In later articles, we would try to answer how the system has re-acted to 2008 crunch, whether it or policy (monetary and more recent fiscal one) adapted properly, and the consequences of that for broader public. Are widely debated digital assets (often called currencies) part of that response to GFC? Do solutions such as affordable housing, crypto, balance sheet expansion, and most recently paychecks encourage gambling instead, and is the crash necessary to start seeing long-term investment? What does another highly developed economy (Japan) teach us, as it continues to live through the aftermath of 1989 crash? (A local event similar to '07-08, which history is well described in the below substack, that wasn’t followed by hazardous betting in markets, but left other issues with resilience).
Taking into account the recent events (2020 — 2022) it may seem that global trade and open economies haven’t led to what George Soros refers to as prospering open societies. In his own words both Russia and China are en route to less freedom and may tow the rest with them. The West has united over threat but it’s questionable how strong the consensus resistance will remain over time. Internally, Western societies are worse off with polarized politics, record inequalities, debt, and decaying middle class under global economic dominance of otherwise isolationist America.
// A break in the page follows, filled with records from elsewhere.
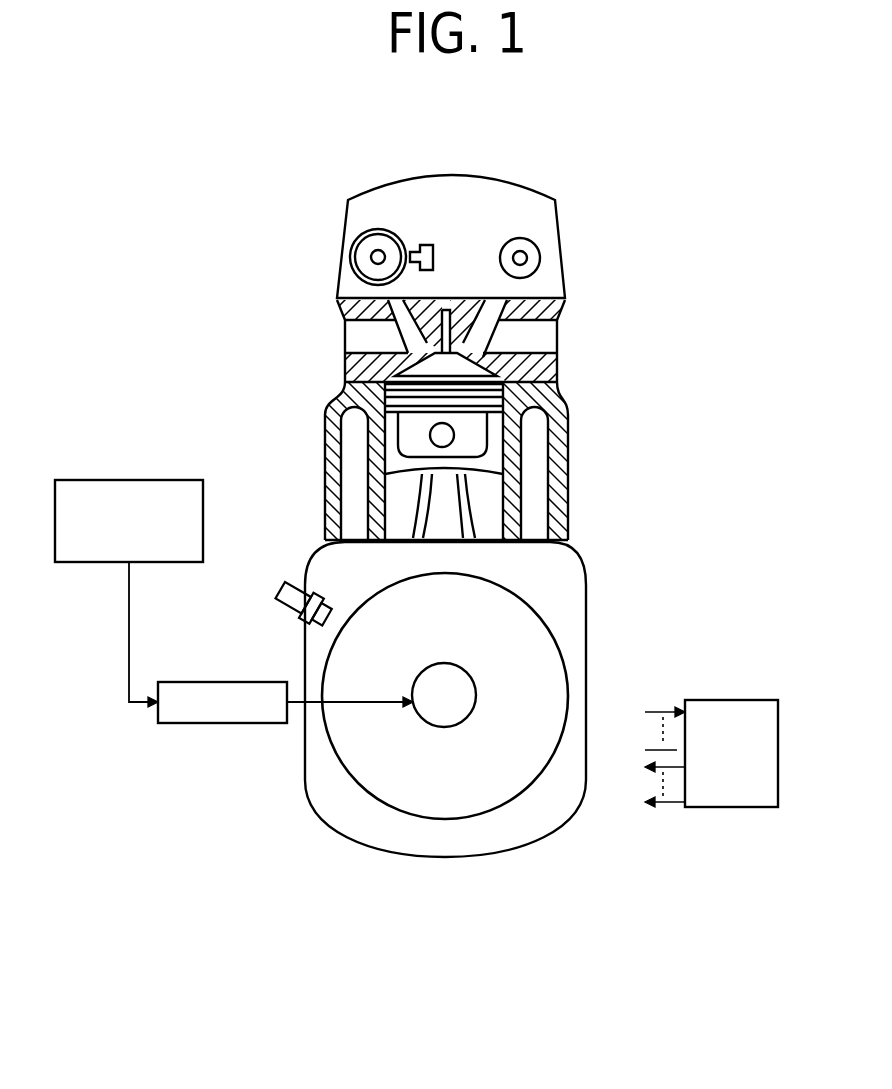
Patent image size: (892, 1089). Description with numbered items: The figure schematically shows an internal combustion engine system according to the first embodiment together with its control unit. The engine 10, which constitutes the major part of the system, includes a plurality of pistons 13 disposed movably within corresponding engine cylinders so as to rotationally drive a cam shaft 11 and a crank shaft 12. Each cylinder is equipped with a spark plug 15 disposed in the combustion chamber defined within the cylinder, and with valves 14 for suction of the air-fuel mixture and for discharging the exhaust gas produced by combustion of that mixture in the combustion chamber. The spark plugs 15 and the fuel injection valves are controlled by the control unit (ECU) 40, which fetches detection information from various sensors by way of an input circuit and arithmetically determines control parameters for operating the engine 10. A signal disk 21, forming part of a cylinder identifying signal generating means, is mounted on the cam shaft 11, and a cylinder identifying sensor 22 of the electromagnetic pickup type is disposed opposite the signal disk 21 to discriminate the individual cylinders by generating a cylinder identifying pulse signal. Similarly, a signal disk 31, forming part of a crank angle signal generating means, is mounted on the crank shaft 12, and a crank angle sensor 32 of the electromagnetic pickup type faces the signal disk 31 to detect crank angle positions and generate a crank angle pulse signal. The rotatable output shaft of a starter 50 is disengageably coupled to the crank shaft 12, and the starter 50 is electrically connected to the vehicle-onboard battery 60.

The engine 10 is at (568, 468).
The cam shaft 11 is at (368, 268).
The crank shaft 12 is at (463, 668).
The piston 13 is at (375, 463).
The valve 14 is at (387, 340).
The spark plug 15 is at (447, 327).
The signal disk 21 is at (382, 230).
The cylinder identifying sensor 22 is at (427, 245).
The signal disk 31 is at (357, 778).
The crank angle sensor 32 is at (292, 614).
The control unit (ECU) 40 is at (737, 700).
The starter 50 is at (222, 723).
The vehicle-onboard battery 60 is at (128, 480).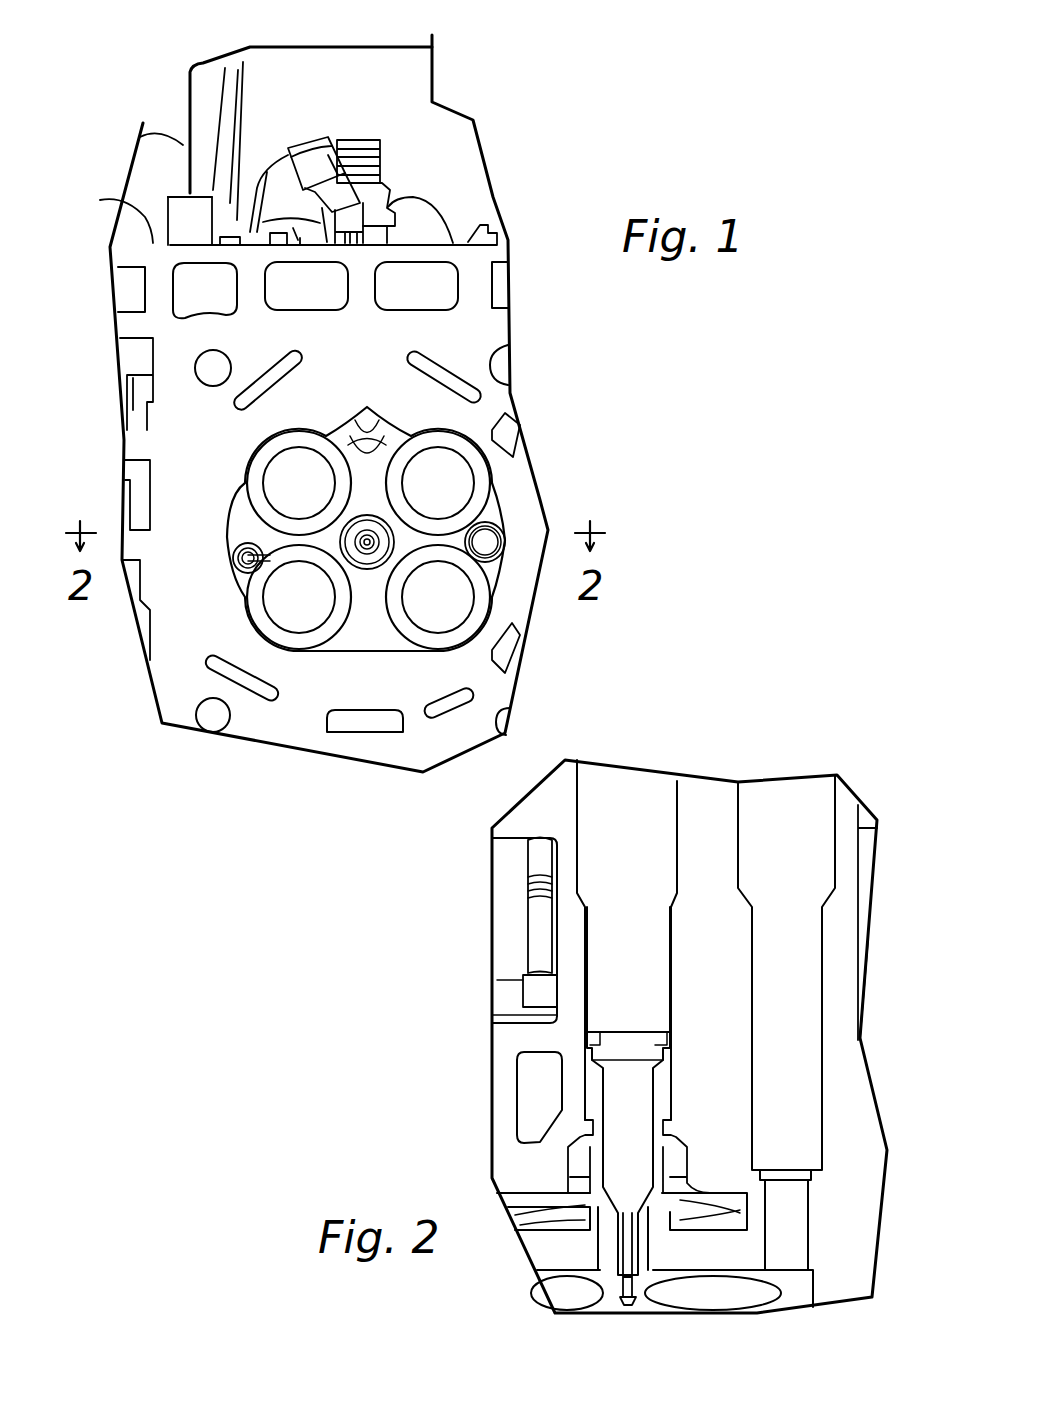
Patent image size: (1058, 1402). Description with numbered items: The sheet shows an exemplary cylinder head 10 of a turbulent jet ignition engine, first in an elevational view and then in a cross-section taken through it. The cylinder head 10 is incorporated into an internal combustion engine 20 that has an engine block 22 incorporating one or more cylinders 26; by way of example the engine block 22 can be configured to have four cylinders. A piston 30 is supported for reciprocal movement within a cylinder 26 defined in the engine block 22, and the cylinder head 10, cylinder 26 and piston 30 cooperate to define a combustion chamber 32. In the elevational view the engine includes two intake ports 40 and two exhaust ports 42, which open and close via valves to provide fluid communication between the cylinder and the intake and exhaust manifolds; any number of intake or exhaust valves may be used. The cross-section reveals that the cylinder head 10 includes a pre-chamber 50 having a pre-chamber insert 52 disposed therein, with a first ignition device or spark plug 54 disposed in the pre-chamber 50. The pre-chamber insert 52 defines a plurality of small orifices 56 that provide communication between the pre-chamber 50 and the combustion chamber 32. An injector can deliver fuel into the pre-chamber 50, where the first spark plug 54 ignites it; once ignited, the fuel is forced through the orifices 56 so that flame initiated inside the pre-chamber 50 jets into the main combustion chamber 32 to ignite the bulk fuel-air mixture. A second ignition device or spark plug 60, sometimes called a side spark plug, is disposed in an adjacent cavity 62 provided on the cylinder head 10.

In FIG. 1, the cylinder head 10 is at (470, 340).
In FIG. 2, the cylinder head 10 is at (705, 793).
In FIG. 1, the internal combustion engine 20 is at (528, 182).
In FIG. 1, the engine block 22 is at (153, 243).
In FIG. 1, the cylinder 26 is at (210, 500).
In FIG. 1, the piston 30 is at (202, 577).
In FIG. 1, the combustion chamber 32 is at (216, 609).
In FIG. 1, the intake ports 40 is at (295, 473).
In FIG. 1, the exhaust ports 42 is at (440, 482).
In FIG. 2, the pre-chamber 50 is at (627, 1143).
In FIG. 2, the pre-chamber insert 52 is at (592, 1080).
In FIG. 2, the first spark plug 54 is at (620, 982).
In FIG. 2, the orifices 56 is at (612, 1297).
In FIG. 2, the second spark plug 60 is at (793, 1012).
In FIG. 2, the cavity 62 is at (793, 812).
Tech progress and individual freedoms are last benchmarks, if these fail, then we really need to reevaluate our attitudes towards last decades of stagnation. Could ESG as another attempted solution be more successful?
Authors have accumulated material over years of work, and now as times have proven to be indeed very interesting, is a good moment to publish for broader discussion. In this column there will be occasional focus on what capitalism evolved into, can we bring back days when more citizens benefited from it, and how the philosophers and modern thinking address such matters. It was a matter of time before consolidated industries led to supply chain crunch, and now the topic became relevant to everyone. How “everything is changing” with China limiting exports or refusing to act as global lender of last resort (as it did after ‘08), now going through its own “housing moment” (and housing there is really “money” as a store of value).
Good foundation for discussion provides this series of lectures, summarizing well among other the historical context (secular decline of Western middle class and flares of instability across the EM):
Power and Politics in Today's World
In conclusion, as we started we will end here with quotes from Berkshire's Warren Buffett:
“Things have been improved for the bottom 20 percent — you can see various statistics on that,” he said. “But it’s really been improved for the top 1 percent. We are a better society than we were 100 years ago. But you would think, with our prosperity, we would hold ourselves to even higher standards of taking care of our bottom 20 percent, particularly in a situation you’ve got today.”
He and Charlie Munger also mention how inequality has indeed increased in the developed countries, but is historically one of the lowest it ever was, globally.
In future posts we will question this as an achievement of capital, and whether it means Marx had been right to call for formation of International Working Class to start revolutionary changes on a global scale. Has globalization (just as in the beginning of 20th century) now led to workers having more in common with their peers from other countries rather than elites in their own?